Portal Digital Data Personal

Tulisanku
Jumat, 04 Desember 2015

Review Buku Titik Nol – Agustinus Wibowo


Buku Titik Nol merupakan buku ketiga yang ditulis oleh petualang (backpacker) asal lumajang, Agustinus Wibowo. Warga Negara Indonesia yang masih memiliki darah cina ini sudah menjelajahi Negara Negara asia tengah, asia barat (afganistan) yang sudah diceritakan pada buku sebelumnya, garis batas dan selimut debu. Buku terbitan gramedia pustaka utama pada tahun 2013 memiliki sampul depan berwarna Biru cerah dipadu orange dengan anak melompat dari pohon yang melambangkan kebebasan, keberanian dan kenekatan serta bertagline perjalananku bukan perjalananmu, perjalananku adalah perjalananmu. Seperti yang dikisahkan pada buku garis batas, Perjalanannya kali ini juga penuh dengan bahaya, dirampok, sakit keras, ada ketegangan, ada keharuan, ada kelucuan dan tentu saja ada perenungan yang dalam di negeri orang dari Tibet, India, Nepal, Afganistan. Buku ini baru ku miliki setelah membaca habis garis batas. Ketika membaca buku ini saya membacanya tidak beraturan, kadang dari depan, kadang dari belakang dan akhirnya selesai juga dengan menguras perasaan. Menurut saya buku ini lebih menyentuh perasaan daripada buku sebelumnya.

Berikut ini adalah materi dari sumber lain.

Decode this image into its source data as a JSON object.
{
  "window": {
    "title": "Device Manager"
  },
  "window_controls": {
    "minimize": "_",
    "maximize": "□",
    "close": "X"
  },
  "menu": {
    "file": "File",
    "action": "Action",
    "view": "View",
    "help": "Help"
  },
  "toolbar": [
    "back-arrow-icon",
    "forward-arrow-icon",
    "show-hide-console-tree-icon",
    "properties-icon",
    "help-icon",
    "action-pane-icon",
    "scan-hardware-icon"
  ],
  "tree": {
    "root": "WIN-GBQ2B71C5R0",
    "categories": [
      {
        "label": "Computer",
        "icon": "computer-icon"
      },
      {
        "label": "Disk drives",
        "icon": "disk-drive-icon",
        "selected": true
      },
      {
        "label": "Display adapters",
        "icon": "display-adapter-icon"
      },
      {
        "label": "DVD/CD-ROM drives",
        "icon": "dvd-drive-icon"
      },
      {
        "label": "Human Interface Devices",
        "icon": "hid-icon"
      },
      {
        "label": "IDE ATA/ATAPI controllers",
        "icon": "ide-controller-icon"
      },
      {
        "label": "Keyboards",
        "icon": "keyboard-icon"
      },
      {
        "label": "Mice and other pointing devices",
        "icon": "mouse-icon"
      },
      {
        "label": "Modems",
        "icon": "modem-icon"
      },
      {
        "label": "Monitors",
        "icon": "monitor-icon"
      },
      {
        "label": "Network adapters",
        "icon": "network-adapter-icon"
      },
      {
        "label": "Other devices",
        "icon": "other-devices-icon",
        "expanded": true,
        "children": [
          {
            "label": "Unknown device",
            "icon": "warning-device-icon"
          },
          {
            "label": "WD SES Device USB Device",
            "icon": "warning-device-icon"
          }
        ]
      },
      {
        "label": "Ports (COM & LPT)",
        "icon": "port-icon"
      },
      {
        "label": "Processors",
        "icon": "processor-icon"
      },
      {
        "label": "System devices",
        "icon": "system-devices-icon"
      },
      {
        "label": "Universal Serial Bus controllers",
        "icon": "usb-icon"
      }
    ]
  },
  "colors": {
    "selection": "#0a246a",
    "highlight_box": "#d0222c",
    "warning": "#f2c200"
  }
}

Agustinus Wibowo adalah mahasiswa yang sedang berkuliah di Beijing yang bemimpi untuk berjalan dari Beijing ke Afrika Selatan. Perjalanan ini diawali dengan menyeberang ke atap dunia yaitu Tibet, kemudian Nepal, India dan Pakistan, namun harus berhenti sementara di afganistan untuk kembali pulang ke Indonesia menemui ibunya yang sedang sakit. Pemuda ini adalah mahasiswa yang melanjutkan studi di Cina, di kampus paling bergengsi disana. Dia ingin keliling dunia. Tempat yang dikunjunginya begitu banyak. pilihannya jatuh pada backpacker, mengembara dengan bekal seadanya (barang pentingnya adalah ransel dan kamera).

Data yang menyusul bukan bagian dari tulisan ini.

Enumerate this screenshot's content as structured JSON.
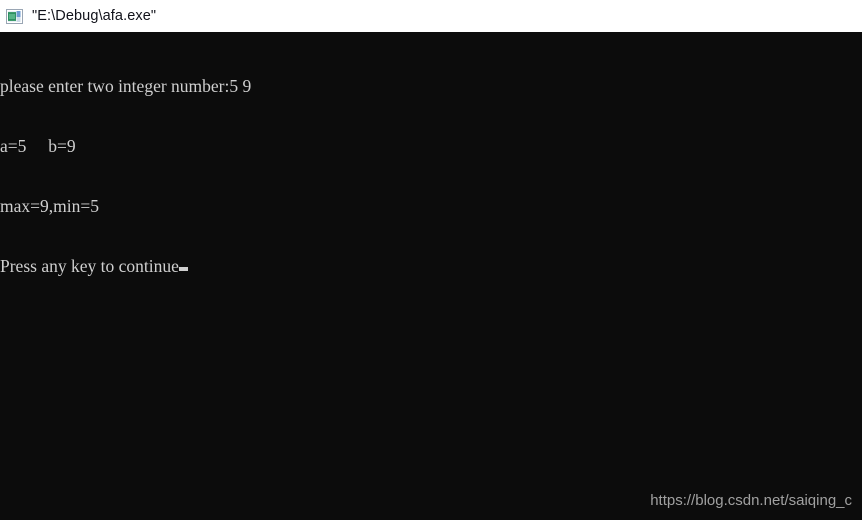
{
  "window": {
    "title": "\"E:\\Debug\\afa.exe\"",
    "icon": "console-window-icon",
    "icon_colors": {
      "frame": "#b9c3cf",
      "fill_green": "#2e8b57",
      "fill_blue": "#4a7ebb",
      "fill_light": "#d7e3ef"
    }
  },
  "theme": {
    "titlebar_background": "#ffffff",
    "titlebar_text": "#11121a",
    "console_background": "#0c0c0c",
    "console_text": "#cfcfcf",
    "watermark_text": "#a0a0a0"
  },
  "console": {
    "lines": [
      "please enter two integer number:5 9",
      "a=5     b=9",
      "max=9,min=5",
      "Press any key to continue"
    ],
    "line_1": "please enter two integer number:5 9",
    "line_2": "a=5     b=9",
    "line_3": "max=9,min=5",
    "line_4": "Press any key to continue",
    "cursor": "block-cursor",
    "prompt_text": "please enter two integer number:",
    "input_values": "5 9",
    "variable_a": "a=5",
    "variable_b": "b=9",
    "result_max": "max=9",
    "result_min": "min=5",
    "continue_prompt": "Press any key to continue"
  },
  "watermark": {
    "text": "https://blog.csdn.net/saiqing_c"
  }
}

Di buku ini kita akan mendapatkan pengetahuan baru tentang Cina, tibet India, Pakistan, afganistan dan negara di sekitar India (karena ceritanya kebanyakan di wilayah ini). Gambaran geografis, dan antropologisnya terasa begitu nyata seakan-akan pembaca berada dalam buku. Ragam nuansa alam telah dijamahnya, mulai gurun pasir, lingkungan kumuh, hingga gunung bersalju di Tibet sana. Dilengkapi pula dengan foto berwarna untuk melengkapi cerita supaya tak berujung pada imajinasi belaka. Dalam buku ini pula disajikan sebuah cerita tentang ibu dan ayahnya yang sempat sakit serta dinamika keluarga. Keyakinan setiap anggota keluarga berbeda-beda. Ada yang Islam, Kristen, Hindu dan Budha. Dalam menempuh perjalan panjang tentu harus dibayar mahal. Uang selalu menjadi amunisi pertama untuk melakukan perjalanan. Karena di luar sana, manusia sudah terbiasa dengan uang. Bahkan, untuk memotret anak-anak sedang bermain harus dimintai bayar. Ada juga ibu ibu yang sangat suka difoto di di daerah thar.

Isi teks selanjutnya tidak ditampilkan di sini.